States: The agent starts in the initialization state and progresses the conversation and changes states to find a suitable restaurant for the user. Some states include "answer" (to suggest restaurants if it finds any) and "fill_blanks" (used to fill the preference slots).
Implementation of 2 baselines:
- classify every utterance as majority class
- classify every utterance based on self-defined rules Score for both baselines is based on accuracy. To get the error, output 1-accuracy
Example code:
from baseline import Baseline
b = Baseline()
b.open_dataset("dialog_acts.dat")
b.split_dataset()
#test baseline 1
b.get_highest_label()
b.test_highest_label()
print(b.score())
To test the keyword rules, simply run the function:
#test baseline 2
b.test_keyword_rule()
print(b.score())
To get the wrongly predicted sentences of the keyword_rule function:
print(b.get_wrong_predictions())
To classify user utterance, simply run the following command:
b.user_input()
Split and preprocess data, train LR or NN classifier on training set and test on test set Usage:
clf=Classification()
clf.initialize_data("dialog_acts.dat")
clf.train_lr()#or clf.train_nn()
clf.test_clf() #to apply to test set
Predict a single sentence after training phase
sentence="Hi, I would like to get a suggestion"
clf.predict(sentence):
To get wrongly classified sentences, after testing:
wrong_preds=clf_agent.get_wrong_predictions()
print(wrong_preds)
Cross Validation. For this function, create a classifier and call the cv function. Second parameter for cv function is a boolean indicating whether or not to oversample.
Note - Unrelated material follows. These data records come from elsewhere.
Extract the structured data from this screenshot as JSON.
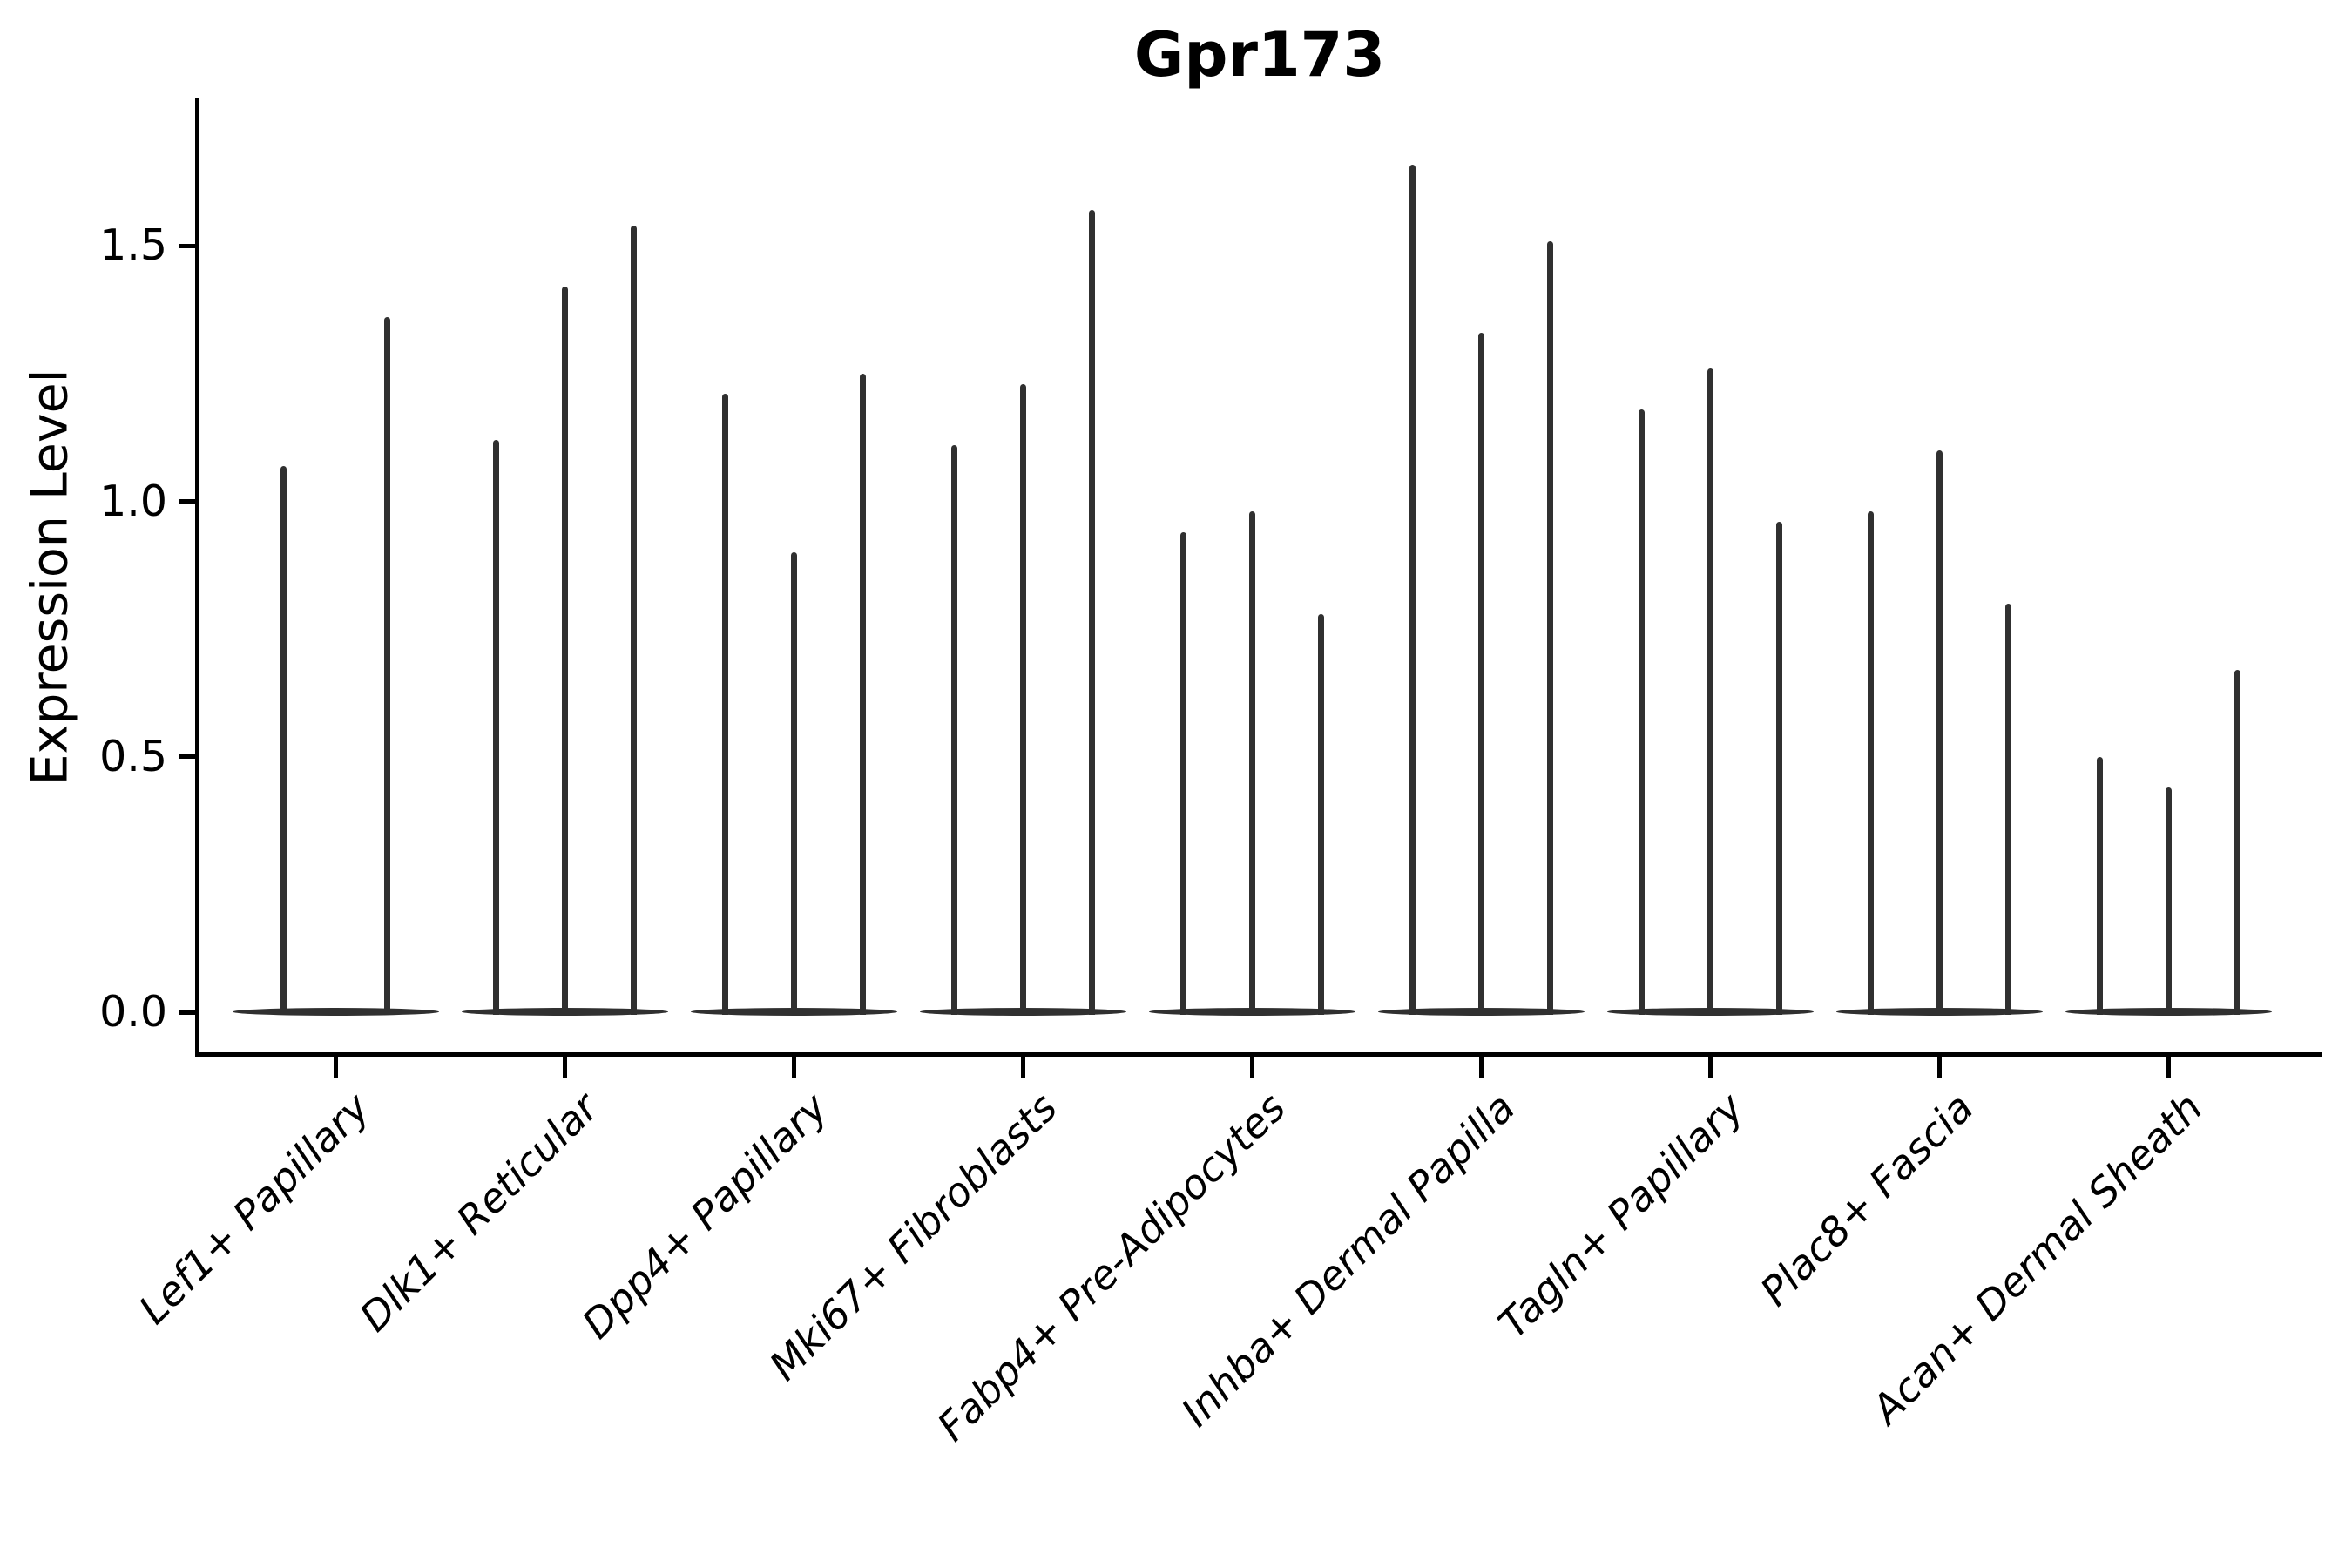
{
  "title": "Gpr173",
  "chart_data": {
    "type": "violin",
    "title": "Gpr173",
    "xlabel": "",
    "ylabel": "Expression Level",
    "grid": false,
    "legend": "none",
    "ylim": [
      -0.08,
      1.78
    ],
    "yticks": [
      0.0,
      0.5,
      1.0,
      1.5
    ],
    "ytick_labels": [
      "0.0",
      "0.5",
      "1.0",
      "1.5"
    ],
    "categories": [
      "Lef1+ Papillary",
      "Dlk1+ Reticular",
      "Dpp4+ Papillary",
      "Mki67+ Fibroblasts",
      "Fabp4+ Pre-Adipocytes",
      "Inhba+ Dermal Papilla",
      "Tagln+ Papillary",
      "Plac8+ Fascia",
      "Acan+ Dermal Sheath"
    ],
    "series": [
      {
        "category": "Lef1+ Papillary",
        "violin_max_heights": [
          1.07,
          1.36
        ]
      },
      {
        "category": "Dlk1+ Reticular",
        "violin_max_heights": [
          1.12,
          1.42,
          1.54
        ]
      },
      {
        "category": "Dpp4+ Papillary",
        "violin_max_heights": [
          1.21,
          0.9,
          1.25
        ]
      },
      {
        "category": "Mki67+ Fibroblasts",
        "violin_max_heights": [
          1.11,
          1.23,
          1.57
        ]
      },
      {
        "category": "Fabp4+ Pre-Adipocytes",
        "violin_max_heights": [
          0.94,
          0.98,
          0.78
        ]
      },
      {
        "category": "Inhba+ Dermal Papilla",
        "violin_max_heights": [
          1.66,
          1.33,
          1.51
        ]
      },
      {
        "category": "Tagln+ Papillary",
        "violin_max_heights": [
          1.18,
          1.26,
          0.96
        ]
      },
      {
        "category": "Plac8+ Fascia",
        "violin_max_heights": [
          0.98,
          1.1,
          0.8
        ]
      },
      {
        "category": "Acan+ Dermal Sheath",
        "violin_max_heights": [
          0.5,
          0.44,
          0.67
        ]
      }
    ],
    "violin_color": "#303030",
    "axis_color": "#000000",
    "background_color": "#ffffff"
  }
}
lr=LogisticRegression(random_state=0, max_iter=200, penalty='l2')
clf.cv(lr,False)
GridSearch:
clf_agent=Classification()
clf_agent.open_dataset("dialog_acts.dat")
clf=MLPClassifier()
clf_agent.prepare_gs()
params={'learning_rate':['constant'],
'learning_rate_init':[0.01,0.001,0.0001],
'solver' : ['adam'],
'hidden_layer_sizes':[(100,100,100)],
"max_iter":[100]
}
gs=clf_agent.grid_search(clf, params)
gs.cv_results_